Машина Джейка уже стояла на парковке, а сам он ждал рядом. Я с беспокойством отметила то, как он ссутулился, сгорбил плечи. Даже дорогой пиджак будто бы стал ему велик на три размера. Больные мутные глаза запали и мерцали угольками.
– Садись, Холли, – пробормотал Джейк. – Папочка сейчас подойдет.
– Да, па. – Холли смиренно засеменила к машине. С каждым шагом изгиб ее спины терял задорную прямоту, превращаясь в покатый панцирь одиночества.
– Я слышал о твоей травме, – сказал Джейк тем безжизненным голосом, который я слышала по телефону. – Очень жаль, что не смог приехать.
– Я вижу, что тебе самому плохо. – Я глянула в его темные глаза. – Рану быстро залечили.
– Того ублюдка нашли? – спросил Джейкоб.
Я покачала головой.
– Нет, я не заявляла в полицию.
– Хм, – улыбнулся Джейкоб, обнажив черные десны, покрытые струпьями. – Можешь не беспокоиться. Он свое получит.

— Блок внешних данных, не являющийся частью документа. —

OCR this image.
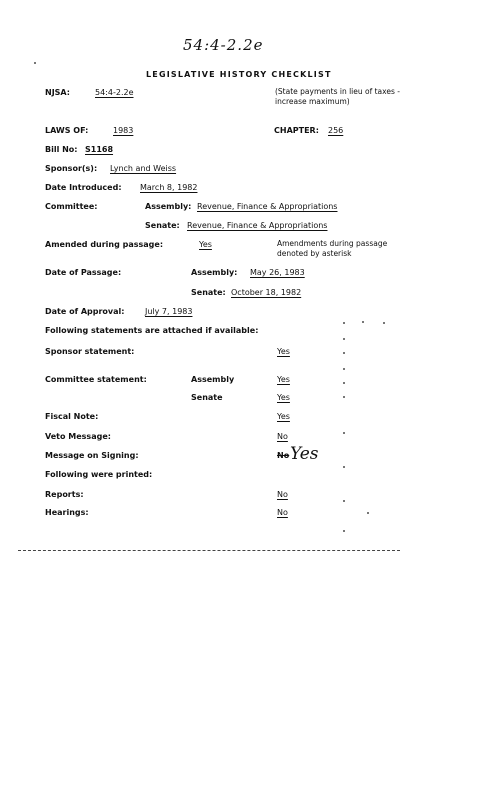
54:4-2.2e
LEGISLATIVE HISTORY CHECKLIST
NJSA:	54:4-2.2e	(State payments in lieu of taxes - increase maximum)
LAWS OF:	1983	CHAPTER: 256
Bill No: S1168
Sponsor(s): Lynch and Weiss
Date Introduced: March 8, 1982
Committee:	Assembly: Revenue, Finance & Appropriations
Senate: Revenue, Finance & Appropriations
Amended during passage:	Yes	Amendments during passage denoted by asterisk
Date of Passage:	Assembly: May 26, 1983
Senate: October 18, 1982
Date of Approval:	July 7, 1983
Following statements are attached if available:
Sponsor statement:	Yes
Committee statement:	Assembly	Yes
Senate	Yes
Fiscal Note:	Yes
Veto Message:	No
Message on Signing:	No Yes
Following were printed:
Reports:	No
Hearings:	No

Джейк развернулся и неуклюже пошел к машине. Он вдруг… будто стал чужим. Когда он помахал мне с водительского сиденья, я уже практически не знала этого человека.
Глава 7
Ночь была полна звуков. Где-то надрывно плакал ребенок, заходился стонами и криком. Я села в кровати и включила уцелевший ночник. В комнате никого не было, но я явственно слышала жуткие всхлипы: чей-то нереальный, словно долетающий из глубокой ямы голос причитал прямо в моей голове.
– Мамочка… мамочка…
Я вышла из спальни, стараясь определить источник звука. Темная квартира казалась огромной: чтобы не оставлять за спиной мрак, я включала каждый торшер, каждый светильник. Невидимый ребенок продолжал плакать:
– Помоги мне, мамочка, почему ты никак не поможешь мне…
– Замолчи! – Я опустилась на колени, отчаянно прижимая кулаки к вискам. – Замолчи, замолчи…
Плач постепенно стихал, как будто отдалялся. Затаив дыхание, я прислушивалась, не вернется ли этот странный голос, но все было тихо. Циферблат показывал три часа ночи. Окна соседних высоток казались пустыми глазницами, тысячами глаз, и я отвернулась, обхватив себя руками. Это не могло мне показаться. Просто не могло. Я замерла на пороге комнаты, раздумывая, стоит ли выключать свет, но вспомнила о той темноте, что сейчас царит за тонкой перегородкой оконного стекла. Поэтому я просто вернулась в спальню, легла на кровать и дрожащими руками натянула на себя одеяло. Пот крупными бусинами скатывался по коже, меня то бросало в жар, то схватывал озноб; стуча зубами, я с силой поджала колени к груди с твердым намерением поспать. И впала в спасительное забытье.